ARRW Test Success Follows Failure for Combined Army/Navy System
The US Air Force has announced a successful test of the Lockheed Martin-built AGM-183A Air-launched Rapid Response Weapon (ARRW), less than two weeks after the Army’s Dark Eagle long-range weapon suffered a second failed test.
The ARRW test was the 12th run by the programme, and the third demonstration involving release from an aircraft. The Air Force said that the weapon “reached hypersonic speeds and primary and secondary objectives [of the test flight] were met” during the 12 July mission.
“This was another important milestone for the Air Force’s first air-launched hypersonic weapon,” said Brig Gen Heath Collins, armament directorate programme officer. “The test successfully demonstrated booster performance expanding the operational envelope. We have now completed our booster test series and are ready to move forward to all-up-round testing later this year.”

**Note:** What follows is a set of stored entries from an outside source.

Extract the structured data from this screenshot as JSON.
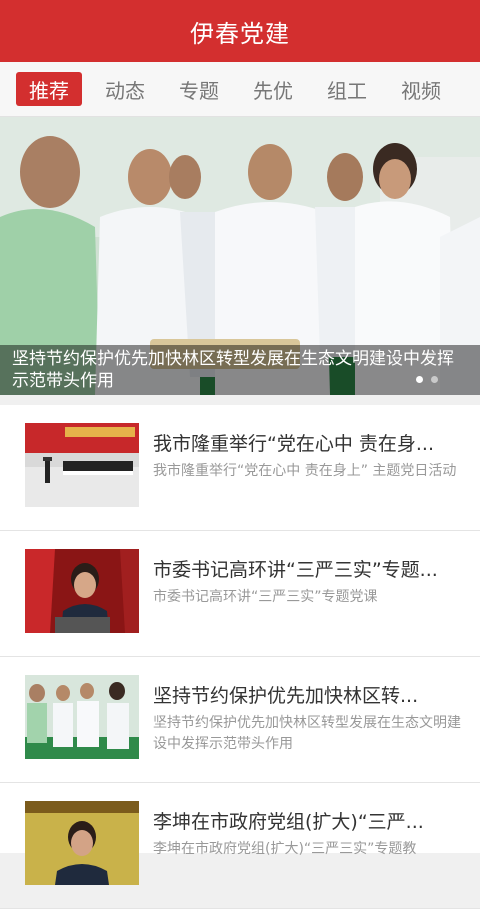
{
  "app": {
    "title": "伊春党建"
  },
  "tabs": [
    {
      "label": "推荐",
      "active": true
    },
    {
      "label": "动态",
      "active": false
    },
    {
      "label": "专题",
      "active": false
    },
    {
      "label": "先优",
      "active": false
    },
    {
      "label": "组工",
      "active": false
    },
    {
      "label": "视频",
      "active": false
    }
  ],
  "banner": {
    "caption": "坚持节约保护优先加快林区转型发展在生态文明建设中发挥示范带头作用",
    "slide_count": 2,
    "active_slide": 1
  },
  "news": [
    {
      "title": "我市隆重举行“党在心中 责在身...",
      "desc": "我市隆重举行“党在心中 责在身上” 主题党日活动"
    },
    {
      "title": "市委书记高环讲“三严三实”专题...",
      "desc": "市委书记高环讲“三严三实”专题党课"
    },
    {
      "title": "坚持节约保护优先加快林区转...",
      "desc": "坚持节约保护优先加快林区转型发展在生态文明建设中发挥示范带头作用"
    },
    {
      "title": "李坤在市政府党组(扩大)“三严...",
      "desc": "李坤在市政府党组(扩大)“三严三实”专题教"
    }
  ],
  "colors": {
    "primary": "#d32f2f",
    "tab_text": "#777777",
    "desc_text": "#999999"
  }
}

However, DoD confirmed that a test of a common hypersonic weapon to be used by both the Army and the Navy had failed. The 29 June test was supposed to involve a glide body, attached to a booster rocket, launched from Kauai Island, HI. Details of the failed test are scant, though the failure involves the glide body – common to both the Navy’s Conventional Prompt Strike missile programme and the Army’s Dark Eagle programme – and its two-stage rocket booster. This was the second flight test in which the common body had failed.
DoD is investing heavily in hypersonic projects. It is running a National Hypersonic Initiative 2.0, which includes $2 billion to be spent on developing the industrial capabilities necessary to produce underlying hypersonic technologies, and to expand capacity of bench- and flight-testing. The Pentagon’s most recent five-year budget allocates some $25 billion to hypersonic weapon programmes.